Friday, May 13, 2016

  • Friday, May 13, 2016
  • Elder of Ziyon
From the Louwman Museum in the Hague:



More information about Josef Ganz is here.

The New York Times had the story in 2012 based on a book that was published on Ganz's life:
The story of Josef Ganz is the result of more than five years of research by Paul Schilperoord, a Dutch technology journalist who is studying industrial design in Italy. The trove of documents and photographs he assembled form the basis of “The Extraordinary Life of Josef Ganz: The Jewish Engineer Behind Hitler’s Volkswagen” (RVP Publishers, 2011).

The book provides a picture of the automotive culture in Germany between the wars, with many small, struggling companies. Published in English for the first time in November, the work had previously been available in Dutch, Portuguese and German.

In a telephone interview, Mr. Schilperoord addressed the book’s challenge to the standard history — that Hitler hired Ferdinand Porsche, who was known as one of Germany’s most successful automobile engineers from his work on military vehicles during World War I, to design and build his Strength Through Joy car. The Strength Through Joy movement was a Nazi enterprise that organized worker recreation programs, sponsoring sports and vacations.

Mr. Schilperoord said that before World War II the word Volkswagen was so common as to be a cliché. “People’s car” in Germany in the 1930s was like “personal computer” in the United States in the 1980s. Inspired by Henry Ford, many young engineers sought to build transportation for the many.

Ganz was one. Ganz wrote for the magazine Motor-Kritik, which faulted German cars as antiquated and often unsafe, while he also consulted on engineering matters for automakers. He held a number of patents for suspension, steering and other systems.

Ganz advocated a people’s car with an air-cooled engine placed at the rear, based on a backbone-type frame and using independent suspension at both ends. He was a friend of Paul Jaray, an aeronautical pioneer, and pushed for Jaray’s streamlined body designs whose shape resembled what is now known as the Beetle.
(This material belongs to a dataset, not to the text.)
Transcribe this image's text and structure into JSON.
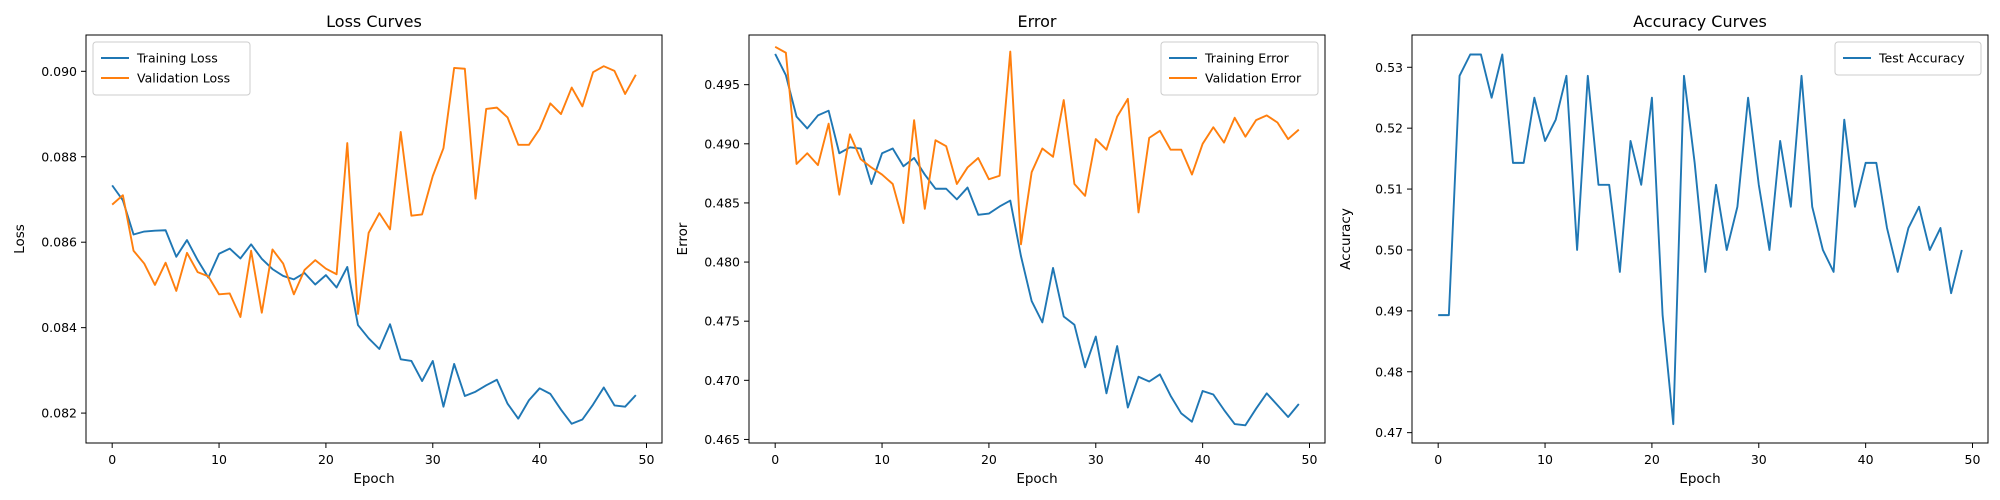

Ganz promoted these ideas as a journalist. As part of the press gaggle covering the new chancellor’s visit, Mr. Schilperoord said, “He probably stood a few meters from Hitler at the 1933 Berlin auto show.”

But little more than a year later, according to Mr. Schilperoord, Ganz was arrested by the Gestapo, removed from his magazine job because he was Jewish and driven from the country. Ganz felt his life was in danger in Germany and Switzerland, where he settled.